Federal Reserve Chairman Jerome Powell has been trying to be transparent by holding press conferences after each policy-making meeting of the central bank to explain the thinking of the Fed governors who set interest rate policy. But after cutting interest rates for the first time since the Great Recession, when Powell spoke with the media about the highly uncertain economic outlook he faces, the chairman sowed confusion and uncertainty, both of which the financial markets despise. Investors who had been anticipating a gradual lowering of interest rates were suddenly unsure as to whether the central bank’s rate reduction on July 31 might be the first in a series of cuts, or a “mid-cycle adjustment,” as Powell speculated it might be, which could be followed by an interest rate hike. As the press conference continued, the Dow Jones Industrial Average plunged 350 points in a matter of minutes.

Rather than delivering transparency that would reassure investors, the Fed chairman’s openness threw a cloud of uncertainty over the investment outlook. When President Trump announced plans to impose new tariffs on China, an already wobbly stock market was ready to tumble. By week’s end the Dow had lost more than 700 points, a drop of 2.6 percent, as investors fled to the safety of gold, which climbed 2.4 percent.

The central bank governors had already come under criticism from veteran Fed watchers when they boosted interest rates in mid-December.
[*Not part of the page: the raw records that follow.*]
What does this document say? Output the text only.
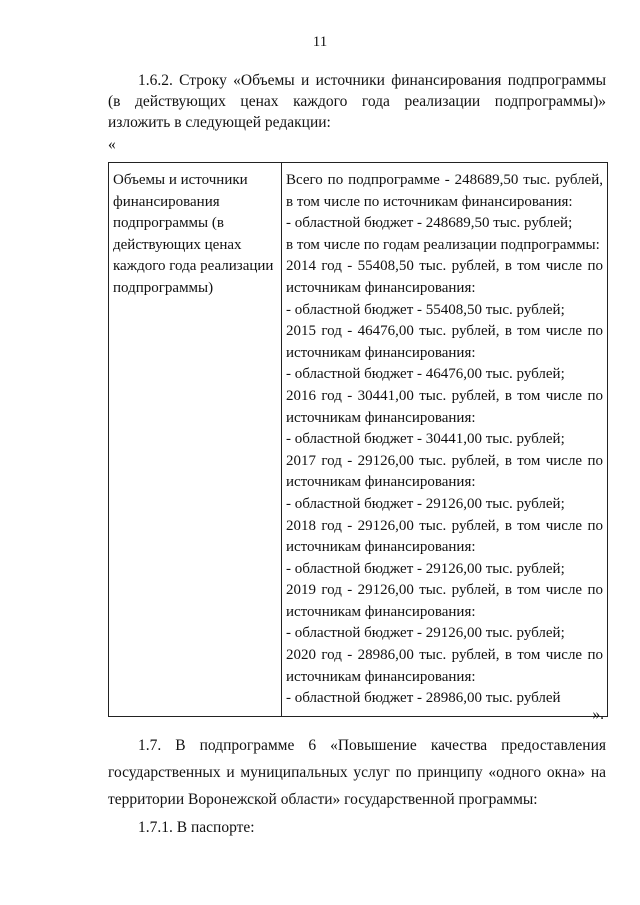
11
1.6.2. Строку «Объемы и источники финансирования подпрограммы (в действующих ценах каждого года реализации подпрограммы)» изложить в следующей редакции:
«
Объемы и источники
финансирования
подпрограммы (в
действующих ценах
каждого года реализации
подпрограммы)

Всего по подпрограмме - 248689,50 тыс. рублей,
в том числе по источникам финансирования:
- областной бюджет - 248689,50 тыс. рублей;
в том числе по годам реализации подпрограммы:
2014 год - 55408,50 тыс. рублей, в том числе по
источникам финансирования:
- областной бюджет - 55408,50 тыс. рублей;
2015 год - 46476,00 тыс. рублей, в том числе по
источникам финансирования:
- областной бюджет - 46476,00 тыс. рублей;
2016 год - 30441,00 тыс. рублей, в том числе по
источникам финансирования:
- областной бюджет - 30441,00 тыс. рублей;
2017 год - 29126,00 тыс. рублей, в том числе по
источникам финансирования:
- областной бюджет - 29126,00 тыс. рублей;
2018 год - 29126,00 тыс. рублей, в том числе по
источникам финансирования:
- областной бюджет - 29126,00 тыс. рублей;
2019 год - 29126,00 тыс. рублей, в том числе по
источникам финансирования:
- областной бюджет - 29126,00 тыс. рублей;
2020 год - 28986,00 тыс. рублей, в том числе по
источникам финансирования:
- областной бюджет - 28986,00 тыс. рублей
».
1.7. В подпрограмме 6 «Повышение качества предоставления государственных и муниципальных услуг по принципу «одного окна» на территории Воронежской области» государственной программы:
1.7.1. В паспорте:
Then, in March, the Fed reversed course, stating there would be no more interest rate increases for the year. It is highly unusual for the Fed to make such a forecast about future policy plans. Now the Fed has cut interest rates, leaving the future up in the air.
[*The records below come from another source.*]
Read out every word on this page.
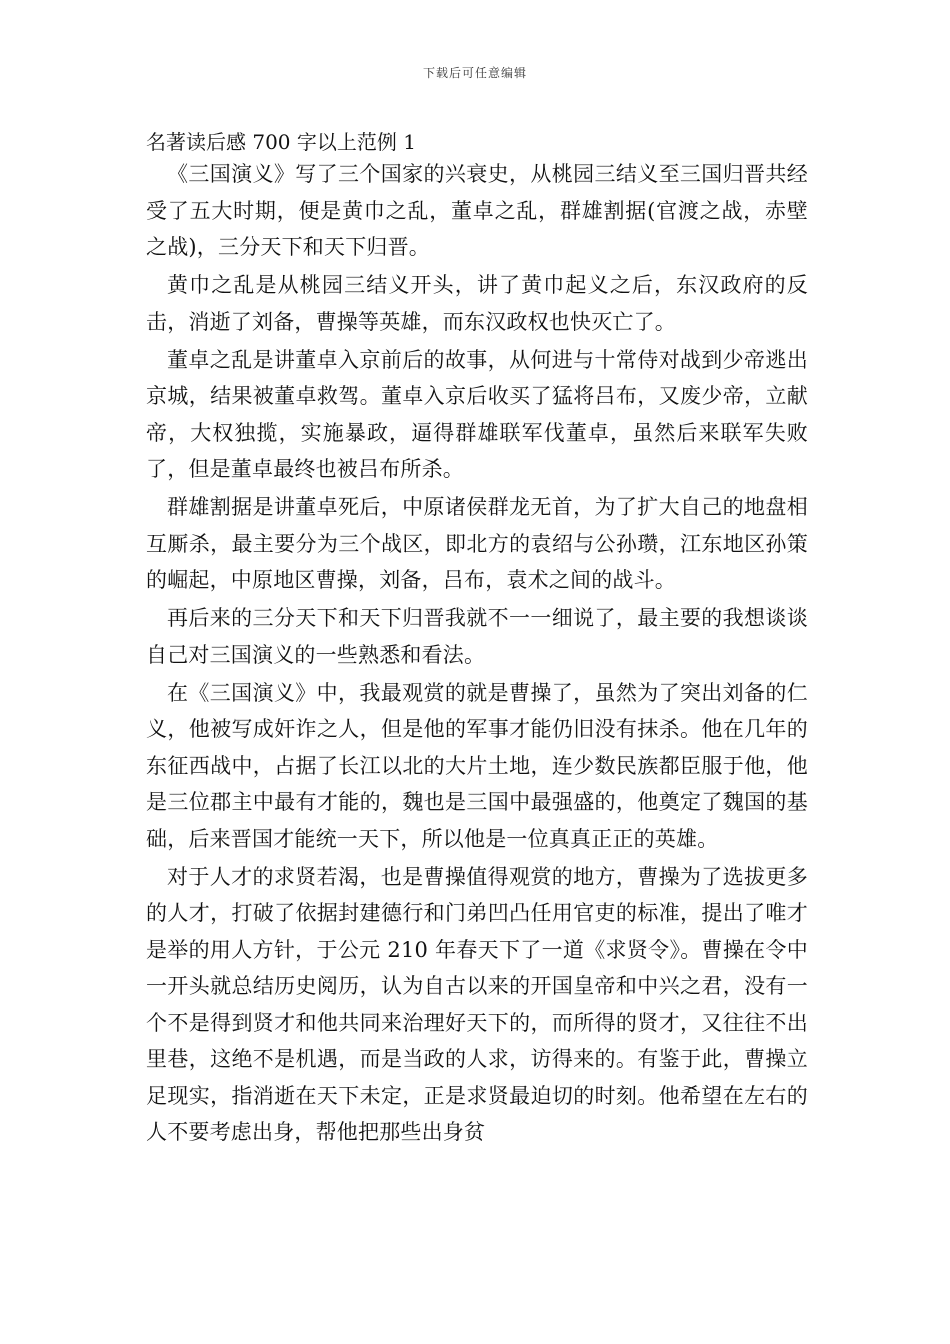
下载后可任意编辑
名著读后感 700 字以上范例 1

《三国演义》写了三个国家的兴衰史，从桃园三结义至三国归晋共经受了五大时期，便是黄巾之乱，董卓之乱，群雄割据(官渡之战，赤壁之战)，三分天下和天下归晋。

黄巾之乱是从桃园三结义开头，讲了黄巾起义之后，东汉政府的反击，消逝了刘备，曹操等英雄，而东汉政权也快灭亡了。

董卓之乱是讲董卓入京前后的故事，从何进与十常侍对战到少帝逃出京城，结果被董卓救驾。董卓入京后收买了猛将吕布，又废少帝，立献帝，大权独揽，实施暴政，逼得群雄联军伐董卓，虽然后来联军失败了，但是董卓最终也被吕布所杀。

群雄割据是讲董卓死后，中原诸侯群龙无首，为了扩大自己的地盘相互厮杀，最主要分为三个战区，即北方的袁绍与公孙瓒，江东地区孙策的崛起，中原地区曹操，刘备，吕布，袁术之间的战斗。

再后来的三分天下和天下归晋我就不一一细说了，最主要的我想谈谈自己对三国演义的一些熟悉和看法。

在《三国演义》中，我最观赏的就是曹操了，虽然为了突出刘备的仁义，他被写成奸诈之人，但是他的军事才能仍旧没有抹杀。他在几年的东征西战中，占据了长江以北的大片土地，连少数民族都臣服于他，他是三位郡主中最有才能的，魏也是三国中最强盛的，他奠定了魏国的基础，后来晋国才能统一天下，所以他是一位真真正正的英雄。

对于人才的求贤若渴，也是曹操值得观赏的地方，曹操为了选拔更多的人才，打破了依据封建德行和门弟凹凸任用官吏的标准，提出了唯才是举的用人方针，于公元 210 年春天下了一道《求贤令》。曹操在令中一开头就总结历史阅历，认为自古以来的开国皇帝和中兴之君，没有一个不是得到贤才和他共同来治理好天下的，而所得的贤才，又往往不出里巷，这绝不是机遇，而是当政的人求，访得来的。有鉴于此，曹操立足现实，指消逝在天下未定，正是求贤最迫切的时刻。他希望在左右的人不要考虑出身，帮他把那些出身贫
The flip-flopping Fed has even come under attack from The Wall Street Journal, which declared in an editorial titled, “The Confusing Federal Reserve,” the Fed is “making up policy on the fly” and argued the central bank “bounces from tightening to easing based on inconsistent logic.” 

A Federal Reserve in apparent chaos may be a serious risk to investors holding stocks priced near perfection in an economy showing signs of a slowdown. During times like these, gold’s status as a safe haven is as important as ever.